How to Tighten the Quality Ratchet with CI


My team is in the process of getting Continuous Integration working with all of our projects. Right now we've got CruiseControl building all of the projects, which is...nice, but not really THAT big a deal. I'm seeing much more bang for our buck from NUnit, StyleCop and Code Analysis / Resharper.

But here's the thing I'm considering...so I turn on StyleCop for a project, and it has seven hojillion violations. And it's going to have seven hojillion violations until they're all fixed. In the meantime, do I just have a broken build? Doesn't this potentially obscure much more important build breakers?

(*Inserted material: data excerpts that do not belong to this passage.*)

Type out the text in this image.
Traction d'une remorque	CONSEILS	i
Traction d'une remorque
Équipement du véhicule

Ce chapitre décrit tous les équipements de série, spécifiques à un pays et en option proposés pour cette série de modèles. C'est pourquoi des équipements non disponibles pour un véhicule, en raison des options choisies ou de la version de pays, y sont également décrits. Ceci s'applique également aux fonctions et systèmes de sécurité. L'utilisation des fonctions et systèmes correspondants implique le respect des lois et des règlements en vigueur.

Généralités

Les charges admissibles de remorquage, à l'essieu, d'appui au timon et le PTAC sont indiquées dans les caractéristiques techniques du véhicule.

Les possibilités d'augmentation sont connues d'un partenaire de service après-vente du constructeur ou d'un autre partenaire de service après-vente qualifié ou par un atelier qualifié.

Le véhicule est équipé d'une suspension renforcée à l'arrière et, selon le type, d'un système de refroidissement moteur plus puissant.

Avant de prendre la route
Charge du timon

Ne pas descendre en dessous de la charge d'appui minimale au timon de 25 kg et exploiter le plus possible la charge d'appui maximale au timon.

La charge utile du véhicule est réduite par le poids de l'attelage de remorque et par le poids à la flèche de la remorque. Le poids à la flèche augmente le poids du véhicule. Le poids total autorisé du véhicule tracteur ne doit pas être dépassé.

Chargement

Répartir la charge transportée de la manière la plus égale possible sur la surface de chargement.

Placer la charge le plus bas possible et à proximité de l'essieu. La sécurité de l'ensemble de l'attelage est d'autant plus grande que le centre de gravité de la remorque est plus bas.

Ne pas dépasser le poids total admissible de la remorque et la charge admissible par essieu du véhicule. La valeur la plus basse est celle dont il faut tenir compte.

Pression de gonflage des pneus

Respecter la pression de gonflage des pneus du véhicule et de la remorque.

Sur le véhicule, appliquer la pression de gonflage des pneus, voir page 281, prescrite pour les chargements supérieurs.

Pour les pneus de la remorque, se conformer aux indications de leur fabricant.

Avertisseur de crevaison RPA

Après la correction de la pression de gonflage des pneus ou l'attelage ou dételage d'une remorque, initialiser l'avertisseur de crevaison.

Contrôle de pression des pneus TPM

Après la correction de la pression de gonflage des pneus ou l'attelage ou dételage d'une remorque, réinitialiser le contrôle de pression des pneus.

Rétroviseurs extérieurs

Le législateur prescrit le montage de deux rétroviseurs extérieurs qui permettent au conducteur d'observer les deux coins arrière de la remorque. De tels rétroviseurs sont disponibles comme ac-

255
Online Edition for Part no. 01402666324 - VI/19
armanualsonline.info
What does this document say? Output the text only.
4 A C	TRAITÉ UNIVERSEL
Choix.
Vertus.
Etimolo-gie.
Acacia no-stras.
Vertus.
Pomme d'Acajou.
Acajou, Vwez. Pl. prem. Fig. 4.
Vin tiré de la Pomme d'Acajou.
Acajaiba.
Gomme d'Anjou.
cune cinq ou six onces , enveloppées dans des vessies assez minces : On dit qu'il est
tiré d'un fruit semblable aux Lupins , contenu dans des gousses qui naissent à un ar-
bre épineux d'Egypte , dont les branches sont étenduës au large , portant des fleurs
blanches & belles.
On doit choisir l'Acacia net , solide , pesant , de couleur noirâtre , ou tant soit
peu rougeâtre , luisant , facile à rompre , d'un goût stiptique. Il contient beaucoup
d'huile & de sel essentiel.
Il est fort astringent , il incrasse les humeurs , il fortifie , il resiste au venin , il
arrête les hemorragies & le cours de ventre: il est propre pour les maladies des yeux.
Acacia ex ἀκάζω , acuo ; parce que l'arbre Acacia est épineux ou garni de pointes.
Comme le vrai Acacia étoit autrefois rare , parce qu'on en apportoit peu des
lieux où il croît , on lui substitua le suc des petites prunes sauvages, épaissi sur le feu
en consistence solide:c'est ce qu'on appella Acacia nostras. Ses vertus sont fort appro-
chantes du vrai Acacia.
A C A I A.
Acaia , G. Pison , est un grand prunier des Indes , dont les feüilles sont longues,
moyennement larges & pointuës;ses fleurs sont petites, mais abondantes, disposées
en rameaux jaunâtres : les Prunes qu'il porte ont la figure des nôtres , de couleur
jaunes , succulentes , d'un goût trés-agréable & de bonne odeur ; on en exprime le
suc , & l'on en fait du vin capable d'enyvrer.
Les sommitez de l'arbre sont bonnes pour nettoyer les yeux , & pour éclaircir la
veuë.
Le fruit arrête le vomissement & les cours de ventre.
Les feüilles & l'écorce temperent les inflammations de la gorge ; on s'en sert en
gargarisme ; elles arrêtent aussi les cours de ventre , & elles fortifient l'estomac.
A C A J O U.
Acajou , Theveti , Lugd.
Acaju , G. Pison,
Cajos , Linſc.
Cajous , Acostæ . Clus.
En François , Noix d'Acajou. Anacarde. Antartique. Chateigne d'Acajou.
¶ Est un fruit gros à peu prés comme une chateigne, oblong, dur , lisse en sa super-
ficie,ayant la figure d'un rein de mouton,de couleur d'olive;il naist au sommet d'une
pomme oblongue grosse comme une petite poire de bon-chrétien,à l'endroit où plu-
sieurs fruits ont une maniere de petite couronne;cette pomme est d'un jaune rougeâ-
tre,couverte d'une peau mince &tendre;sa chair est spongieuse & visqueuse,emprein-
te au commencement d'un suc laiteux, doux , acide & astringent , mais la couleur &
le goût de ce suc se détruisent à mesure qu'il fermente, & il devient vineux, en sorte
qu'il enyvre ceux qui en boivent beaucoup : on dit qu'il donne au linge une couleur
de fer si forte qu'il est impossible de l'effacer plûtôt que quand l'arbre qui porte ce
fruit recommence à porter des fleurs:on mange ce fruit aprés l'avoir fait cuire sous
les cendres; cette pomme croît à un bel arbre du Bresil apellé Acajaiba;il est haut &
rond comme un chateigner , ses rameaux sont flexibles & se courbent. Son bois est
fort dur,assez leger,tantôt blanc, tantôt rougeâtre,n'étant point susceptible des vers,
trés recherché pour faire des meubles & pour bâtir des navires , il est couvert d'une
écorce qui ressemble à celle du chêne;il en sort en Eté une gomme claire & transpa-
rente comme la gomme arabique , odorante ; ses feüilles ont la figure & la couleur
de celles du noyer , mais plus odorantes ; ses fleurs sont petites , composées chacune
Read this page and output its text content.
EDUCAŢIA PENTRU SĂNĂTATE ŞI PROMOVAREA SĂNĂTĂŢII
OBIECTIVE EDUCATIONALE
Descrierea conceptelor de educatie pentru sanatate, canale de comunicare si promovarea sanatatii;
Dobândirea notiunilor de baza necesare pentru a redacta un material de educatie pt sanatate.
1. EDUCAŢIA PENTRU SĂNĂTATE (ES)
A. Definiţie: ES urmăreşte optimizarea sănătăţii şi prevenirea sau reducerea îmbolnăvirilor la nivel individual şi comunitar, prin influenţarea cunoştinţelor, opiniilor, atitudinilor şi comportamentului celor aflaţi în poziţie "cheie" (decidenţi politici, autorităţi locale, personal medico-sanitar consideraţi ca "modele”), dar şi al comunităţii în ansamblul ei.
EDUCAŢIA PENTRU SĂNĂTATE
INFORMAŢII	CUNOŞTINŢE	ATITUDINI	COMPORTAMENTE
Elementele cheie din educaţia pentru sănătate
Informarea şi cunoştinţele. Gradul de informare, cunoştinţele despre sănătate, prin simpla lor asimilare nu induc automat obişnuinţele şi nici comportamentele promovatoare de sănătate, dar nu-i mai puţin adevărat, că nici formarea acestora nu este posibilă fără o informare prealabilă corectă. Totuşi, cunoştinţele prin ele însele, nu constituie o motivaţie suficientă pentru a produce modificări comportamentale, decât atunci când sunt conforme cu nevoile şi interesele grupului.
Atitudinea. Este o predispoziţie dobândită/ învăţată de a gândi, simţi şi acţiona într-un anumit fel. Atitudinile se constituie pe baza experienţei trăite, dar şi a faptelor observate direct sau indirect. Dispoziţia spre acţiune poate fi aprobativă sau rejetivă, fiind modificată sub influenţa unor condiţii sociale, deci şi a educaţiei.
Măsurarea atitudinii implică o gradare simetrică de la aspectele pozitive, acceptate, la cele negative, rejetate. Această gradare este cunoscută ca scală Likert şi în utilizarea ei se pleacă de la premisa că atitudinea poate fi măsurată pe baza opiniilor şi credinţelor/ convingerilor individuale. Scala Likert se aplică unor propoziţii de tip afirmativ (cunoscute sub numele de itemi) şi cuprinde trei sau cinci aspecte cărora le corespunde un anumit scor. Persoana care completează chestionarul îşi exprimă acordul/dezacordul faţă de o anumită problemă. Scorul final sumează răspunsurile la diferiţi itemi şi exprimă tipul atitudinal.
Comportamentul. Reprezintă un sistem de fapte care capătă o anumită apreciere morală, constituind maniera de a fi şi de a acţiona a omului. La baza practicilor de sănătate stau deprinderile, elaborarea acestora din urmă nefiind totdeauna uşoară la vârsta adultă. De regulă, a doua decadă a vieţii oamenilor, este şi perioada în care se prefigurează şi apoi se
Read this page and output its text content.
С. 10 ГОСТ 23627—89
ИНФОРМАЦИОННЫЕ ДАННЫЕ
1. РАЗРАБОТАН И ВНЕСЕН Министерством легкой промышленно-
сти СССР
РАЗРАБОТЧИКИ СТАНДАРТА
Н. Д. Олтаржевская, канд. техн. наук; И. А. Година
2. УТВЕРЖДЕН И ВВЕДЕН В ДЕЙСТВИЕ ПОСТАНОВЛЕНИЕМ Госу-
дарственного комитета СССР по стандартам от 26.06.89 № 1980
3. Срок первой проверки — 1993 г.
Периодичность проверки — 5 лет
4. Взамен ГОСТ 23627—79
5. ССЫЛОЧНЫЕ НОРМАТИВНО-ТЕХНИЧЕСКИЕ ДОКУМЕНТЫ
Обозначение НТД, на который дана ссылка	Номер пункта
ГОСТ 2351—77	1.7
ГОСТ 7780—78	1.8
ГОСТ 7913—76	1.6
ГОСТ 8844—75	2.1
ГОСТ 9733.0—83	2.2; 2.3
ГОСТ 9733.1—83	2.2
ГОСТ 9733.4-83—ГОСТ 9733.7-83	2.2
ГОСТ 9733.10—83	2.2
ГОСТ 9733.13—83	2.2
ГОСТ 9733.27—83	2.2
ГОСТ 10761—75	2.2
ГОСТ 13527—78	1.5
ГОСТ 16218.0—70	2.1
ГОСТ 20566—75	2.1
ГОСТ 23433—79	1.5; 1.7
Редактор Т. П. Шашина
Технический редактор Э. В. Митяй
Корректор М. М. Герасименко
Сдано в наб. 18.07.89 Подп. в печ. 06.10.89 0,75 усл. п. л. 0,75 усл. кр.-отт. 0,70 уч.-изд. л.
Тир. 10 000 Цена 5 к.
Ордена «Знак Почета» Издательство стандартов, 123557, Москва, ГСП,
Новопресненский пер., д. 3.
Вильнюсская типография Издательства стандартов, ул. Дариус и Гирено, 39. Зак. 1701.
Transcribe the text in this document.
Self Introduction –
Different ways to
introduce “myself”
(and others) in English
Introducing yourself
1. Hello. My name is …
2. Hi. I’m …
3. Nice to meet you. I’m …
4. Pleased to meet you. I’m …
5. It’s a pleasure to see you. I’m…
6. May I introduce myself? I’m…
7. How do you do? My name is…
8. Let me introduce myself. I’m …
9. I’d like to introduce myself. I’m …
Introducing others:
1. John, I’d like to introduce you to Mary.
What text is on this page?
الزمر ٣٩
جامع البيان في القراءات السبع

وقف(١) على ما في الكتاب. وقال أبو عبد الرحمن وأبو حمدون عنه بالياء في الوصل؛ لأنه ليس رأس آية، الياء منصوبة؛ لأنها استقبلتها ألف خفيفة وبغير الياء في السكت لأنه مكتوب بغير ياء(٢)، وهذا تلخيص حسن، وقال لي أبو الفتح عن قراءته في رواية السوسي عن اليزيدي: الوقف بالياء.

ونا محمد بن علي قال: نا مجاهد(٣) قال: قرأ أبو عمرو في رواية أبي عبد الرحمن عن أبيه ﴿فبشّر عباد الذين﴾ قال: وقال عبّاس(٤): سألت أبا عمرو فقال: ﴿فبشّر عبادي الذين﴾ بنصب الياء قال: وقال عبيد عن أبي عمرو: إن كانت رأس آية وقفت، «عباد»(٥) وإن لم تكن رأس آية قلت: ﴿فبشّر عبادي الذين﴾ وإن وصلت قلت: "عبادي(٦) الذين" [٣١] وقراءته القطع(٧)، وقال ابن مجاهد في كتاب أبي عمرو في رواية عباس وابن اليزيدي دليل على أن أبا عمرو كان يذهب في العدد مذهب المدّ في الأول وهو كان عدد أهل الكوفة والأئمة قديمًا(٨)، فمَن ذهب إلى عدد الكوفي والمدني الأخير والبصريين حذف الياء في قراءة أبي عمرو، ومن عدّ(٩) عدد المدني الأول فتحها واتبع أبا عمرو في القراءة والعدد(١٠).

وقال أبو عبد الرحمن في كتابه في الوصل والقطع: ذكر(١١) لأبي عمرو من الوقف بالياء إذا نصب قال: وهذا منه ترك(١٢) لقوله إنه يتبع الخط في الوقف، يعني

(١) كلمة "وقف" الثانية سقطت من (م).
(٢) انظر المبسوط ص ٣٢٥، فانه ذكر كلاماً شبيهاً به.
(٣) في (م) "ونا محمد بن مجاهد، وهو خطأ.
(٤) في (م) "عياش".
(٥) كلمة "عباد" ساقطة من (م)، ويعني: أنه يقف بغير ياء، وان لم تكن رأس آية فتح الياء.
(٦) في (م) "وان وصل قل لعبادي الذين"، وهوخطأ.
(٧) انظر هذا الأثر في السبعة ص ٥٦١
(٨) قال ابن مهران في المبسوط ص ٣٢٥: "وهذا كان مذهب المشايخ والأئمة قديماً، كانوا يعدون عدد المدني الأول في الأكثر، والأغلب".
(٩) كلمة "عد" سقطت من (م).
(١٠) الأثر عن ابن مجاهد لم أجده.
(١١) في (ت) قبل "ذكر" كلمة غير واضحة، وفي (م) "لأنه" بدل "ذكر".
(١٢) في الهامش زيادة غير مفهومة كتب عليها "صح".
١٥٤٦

It seems to me that what would be ideal would be a tightening ratchet on a project basis...Customer A is brand new, so every rule we have is enabled and breaks the build. Customer B is legacy, so their violations only trigger warnings, and we hope at some point we can tighten their ratchet all the way, like Customer A.

Does this concept exist in CI? How can I best implement it?


Solution

  • I've not played with StyleCop, but with FxCop (another analysis tool from Microsoft) we create two different ruleset - one we use to fail the build, and one that won't. The one that fails the build is a relatively small set of rules (unused code, undisposed fields, etc.) The one that doesn't fail the build has things like spelling and casing - items that are not important enough to fix now (or have so many violations that it would take forever to fix them all.)

    When the build runs it calls FxCop twice, once for each ruleset. Since we use msbuild to run our tools, we set the "FailOnError" flag to false for our warning set. This lets us see the results, but ccnet will not fail the build, regardless of how many violations we might have.